Les flics avaient droit à un bonus, un petit mec assis, moulé dans un costume noir, son ordinateur posé sur les genoux. On aurait dit un greffier, ou bien un prêtre de jadis, un de ceux qui hantaient les familles aristocratiques, se délectant des menus de l’épouse, sirotant les liqueurs de l’époux.
— Xavier Nathal, mon avocat, annonça la bourgeoise. Je lui ai demandé d’être présent.
Corso s’efforça de sourire :
— Madame, vous n’êtes ni placée en garde à vue ni mise en examen, pas besoin d’avocat.

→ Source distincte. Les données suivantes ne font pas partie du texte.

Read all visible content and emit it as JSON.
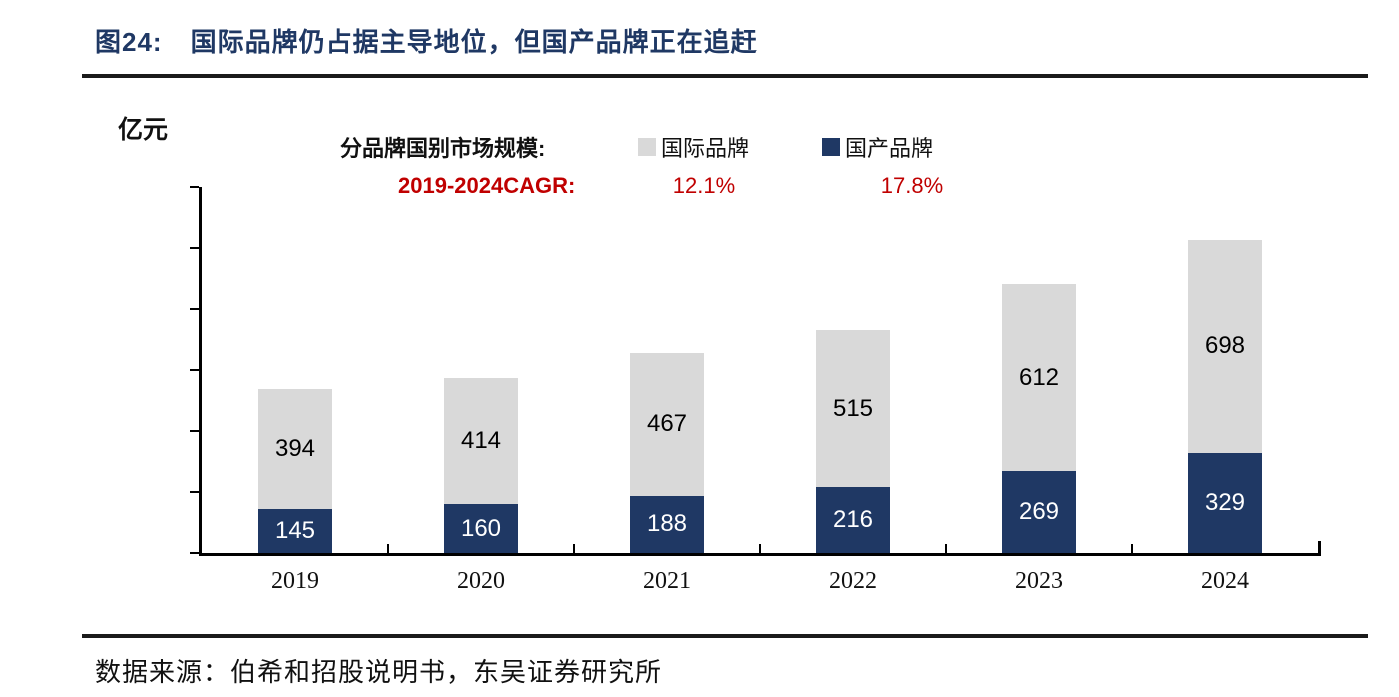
{
  "meta": {
    "figure_label": "图24:",
    "title": "国际品牌仍占据主导地位，但国产品牌正在追赶"
  },
  "unit_label": "亿元",
  "legend": {
    "heading": "分品牌国别市场规模:",
    "items": [
      {
        "label": "国际品牌",
        "color": "#d9d9d9"
      },
      {
        "label": "国产品牌",
        "color": "#1f3864"
      }
    ],
    "cagr_label": "2019-2024CAGR:",
    "cagr_values": {
      "international": "12.1%",
      "domestic": "17.8%"
    }
  },
  "chart_data": {
    "type": "bar",
    "stacked": true,
    "title": "分品牌国别市场规模",
    "categories": [
      "2019",
      "2020",
      "2021",
      "2022",
      "2023",
      "2024"
    ],
    "series": [
      {
        "name": "国产品牌",
        "color": "#1f3864",
        "label_color": "#ffffff",
        "values": [
          145,
          160,
          188,
          216,
          269,
          329
        ],
        "cagr_2019_2024": "17.8%"
      },
      {
        "name": "国际品牌",
        "color": "#d9d9d9",
        "label_color": "#000000",
        "values": [
          394,
          414,
          467,
          515,
          612,
          698
        ],
        "cagr_2019_2024": "12.1%"
      }
    ],
    "xlabel": "",
    "ylabel": "亿元",
    "ylim": [
      0,
      1200
    ],
    "yticks": [
      "0",
      "200",
      "400",
      "600",
      "800",
      "1,000",
      "1,200"
    ],
    "grid": false,
    "legend_position": "top"
  },
  "footer": {
    "source": "数据来源：伯希和招股说明书，东吴证券研究所"
  },
  "colors": {
    "accent_navy": "#1f3864",
    "bar_gray": "#d9d9d9",
    "cagr_red": "#c00000",
    "axis_black": "#000000"
  }
}
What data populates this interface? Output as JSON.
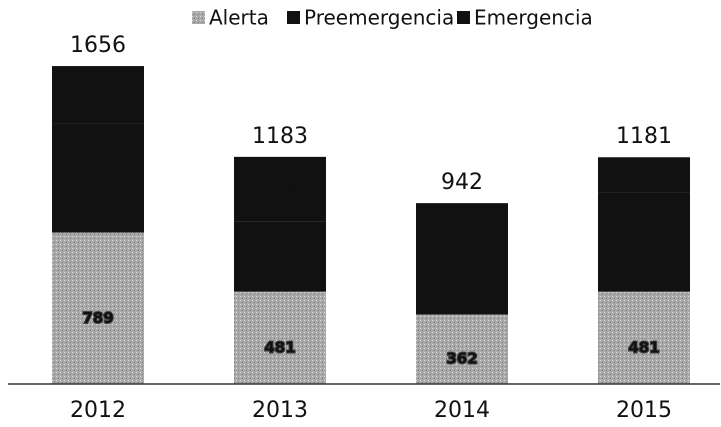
{
  "chart_data": {
    "type": "stacked_bar",
    "categories": [
      "2012",
      "2013",
      "2014",
      "2015"
    ],
    "series": [
      {
        "name": "Alerta",
        "color": "#a9a9a9",
        "values": [
          789,
          481,
          362,
          481
        ]
      },
      {
        "name": "Preemergencia",
        "color": "#111111",
        "values": [
          570,
          366,
          461,
          516
        ]
      },
      {
        "name": "Emergencia",
        "color": "#111111",
        "values": [
          297,
          336,
          119,
          184
        ]
      }
    ],
    "totals": [
      1656,
      1183,
      942,
      1181
    ],
    "value_labels_series": [
      0,
      2
    ],
    "ylim": [
      0,
      1750
    ],
    "legend": "top"
  }
}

— Maître Nathal va simplement consigner tout ce que je vais dire, nous relirons ensemble le document et vous le signerez avant de partir.
Le monde à l’envers : c’était leur hôtesse qui rédigeait le PV d’audition.
— Ce document n’aura aucune valeur légale, objecta patiemment Corso. Vous devrez de toute façon venir au 36 pour signer vous-même votre déposition.
— Disons que ça sera un bon début. Je dois me protéger.
— Contre quoi ?
— Vos préjugés de flic. Votre propension à chercher, quitte à l’imposer, la vérité que vous avez établie avant même de m’avoir interrogée.
Corso et Barbie se regardèrent : ça commençait bien.